# taz.de -- Aufrüstung als Sackgasse: Militärische Zeitenwende
       
       > Die aktuelle Aufrüstungspolitik führt in eine Sackgasse. Daher sollten
       > wir uns dringend vom Mythos der propagierten Wehrhaftigkeit
       > verabschieden.
       
 (IMG) Bild: Kann er uns den Weg weisen? Kommandeur beim feierlichen Gelöbnis der Rekruten der Logistikbataillone
       
       Neulich diskutierte ich beim Steirischen Herbst, einem Festival für
       zeitgenössische Kunst in Graz, mit einem General über Aufrüstung (mein
       Wort) beziehungsweise Nachrüstung (sein Wort). Unsere Positionen waren nur
       ein Präfix voneinander entfernt – und doch lagen Welten dazwischen. Einig
       waren wir uns nur hierin: Krieg ist die brutalste Form der Inhumanität und
       die dümmste Form, Konflikte zu lösen.
       
       Doch leider sei die Welt so und nicht anders, sagte der General, sie zwinge
       uns also, immer mehr in Sicherheit zu investieren. Deswegen die regelrechte
       Explosion der Ausgaben: Die weltweiten Militärausgaben erreichten 2024
       einen Rekordwert von 2,718 Billionen US-Dollar, ein Anstieg von 9,4 Prozent
       gegenüber dem Vorjahr. 2024 markierte das zehnte Jahr in Folge mit
       steigenden Militärausgaben.
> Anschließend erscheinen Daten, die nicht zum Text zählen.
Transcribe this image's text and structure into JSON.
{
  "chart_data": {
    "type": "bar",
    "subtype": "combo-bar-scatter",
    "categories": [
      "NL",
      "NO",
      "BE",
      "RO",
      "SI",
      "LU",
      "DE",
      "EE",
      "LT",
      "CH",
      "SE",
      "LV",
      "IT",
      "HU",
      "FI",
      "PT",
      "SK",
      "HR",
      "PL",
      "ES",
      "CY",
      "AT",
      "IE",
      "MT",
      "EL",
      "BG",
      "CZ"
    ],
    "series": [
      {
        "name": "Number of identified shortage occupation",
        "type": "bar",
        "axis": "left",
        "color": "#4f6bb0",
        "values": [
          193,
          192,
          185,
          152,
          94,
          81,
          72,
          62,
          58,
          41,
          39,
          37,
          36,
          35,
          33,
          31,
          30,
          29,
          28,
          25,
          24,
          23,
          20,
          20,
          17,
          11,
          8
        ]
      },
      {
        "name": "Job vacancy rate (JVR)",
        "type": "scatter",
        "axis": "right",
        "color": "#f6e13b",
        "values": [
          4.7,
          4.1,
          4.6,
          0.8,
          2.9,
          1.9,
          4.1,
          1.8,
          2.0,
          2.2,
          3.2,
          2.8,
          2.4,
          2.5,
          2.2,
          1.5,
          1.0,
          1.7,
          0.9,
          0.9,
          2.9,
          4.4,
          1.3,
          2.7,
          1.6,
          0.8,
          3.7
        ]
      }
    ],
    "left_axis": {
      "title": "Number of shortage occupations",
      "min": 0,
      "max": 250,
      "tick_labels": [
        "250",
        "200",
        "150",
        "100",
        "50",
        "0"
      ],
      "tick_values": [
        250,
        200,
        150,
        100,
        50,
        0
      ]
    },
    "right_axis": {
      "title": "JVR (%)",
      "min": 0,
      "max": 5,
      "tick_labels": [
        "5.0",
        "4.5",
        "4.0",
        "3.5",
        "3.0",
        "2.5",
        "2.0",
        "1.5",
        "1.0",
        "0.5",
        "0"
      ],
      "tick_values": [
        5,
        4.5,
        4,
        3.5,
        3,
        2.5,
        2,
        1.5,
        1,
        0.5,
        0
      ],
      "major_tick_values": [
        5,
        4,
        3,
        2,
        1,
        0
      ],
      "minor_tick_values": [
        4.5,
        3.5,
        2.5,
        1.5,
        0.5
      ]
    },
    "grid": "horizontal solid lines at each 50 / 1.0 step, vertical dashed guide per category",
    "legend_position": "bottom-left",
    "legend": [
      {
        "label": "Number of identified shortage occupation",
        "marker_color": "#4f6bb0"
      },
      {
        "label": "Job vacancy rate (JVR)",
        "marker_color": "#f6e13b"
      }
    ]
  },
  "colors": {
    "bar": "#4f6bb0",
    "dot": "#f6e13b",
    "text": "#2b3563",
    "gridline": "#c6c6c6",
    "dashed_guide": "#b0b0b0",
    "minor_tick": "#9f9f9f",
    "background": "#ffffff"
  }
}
Dabei machen die fünf größten Militärmächte –
       USA (997 Milliarden), China (314 Milliarden), Russland (149 Milliarden),
       Deutschland (88,5 Milliarden) und Indien (86 Milliarden) 60 Prozent der
       weltweiten Ausgaben aus. Die europäischen Nato-Ausgaben wuchsen von 2014
       bis 2024 um über 70 Prozent. Die Behauptung, „wir“ hätten das Militär
       sträflich unterfinanziert, ist schlichtweg falsch.
       
       Nachrüstung sei notwendig, weil Europa wehrhafter werden müsse, sagen die
       FürsprecherInnen. Doch schon jetzt sind die europäischen Nato-Staaten
       hinsichtlich Wirtschaftsleistung, Verteidigungsausgaben und Waffensystemen
       Russland klar überlegen. Wer profitiert also von der neuen Aufrüstung?
       
       Ganz sicher nicht die Mehrheit der Bevölkerung, sondern eine Rüstungslobby
       aus Politik, Industrie und Militär, für die der Angstzustand das beste
       Geschäftsmodell bleibt. Zentralisierte Verwaltungssysteme neigen dazu, die
       Welt um sich herum zu vereinfachen, die eigenen Möglichkeiten zu
       überschätzen und andere Sichtweisen nicht zu akzeptieren. So entsteht ein
       in sich geschlossenes System von Sonderinteressen, das kaum reformierbar
       ist.
       
       ## Militarisierung frisst Debattenkultur
       
       Während Sozialwohnungen, Kitas und Windräder fehlen, blättert die
       „Zeitenwende“ Milliarden für Drohnen und Panzer hin – 28 Prozent mehr
       Militärausgaben in einem Jahr. Die Militarisierung frisst nicht nur den
       eigenen Haushalt, sondern auch Geist und Debattenkultur. Zugleich
       verschärft die Militarisierung systematisch die bestehenden Krisen und
       Ungleichheiten. Militärausgaben werden immer öfter als alternativlos
       dargestellt, die demokratische Kontrolle zerbröselt unter dem Diktat der
       Sicherheit.
       
       Intransparente Vergabepraktiken, Kostenexplosionen, Lobbyismus und ein
       Drehtüreffekt zwischen Verteidigungsministerium und Konzernetagen sind zum
       Alltag geworden. Oder mit den Worten der Rocklegende Frank Zappa: „Die
       Regierung ist die Unterhaltungsabteilung des militärisch-industriellen
       Komplexes.“ Transparency International beziffert, dass rund 40 Prozent der
       Korruption im Welthandel beim Waffenhandel stattfinden – ein Skandal, den
       man hierzulande selten in Talkshows verhandelt.
       
       Verdrängt werden auch die ökologischen Kosten dieser Maschinerie. Das
       Militär ist für etwa 5,5 Prozent der globalen CO₂-Emissionen
       verantwortlich, als Land wäre es weltweit der viertgrößte Klimasünder. Die
       aktuellen Nato-Aufrüstungspläne bedeuten schon jetzt jährlich 200 Millionen
       Tonnen zusätzliches CO₂ fast ein Drittel der gesamten deutschen Emissionen.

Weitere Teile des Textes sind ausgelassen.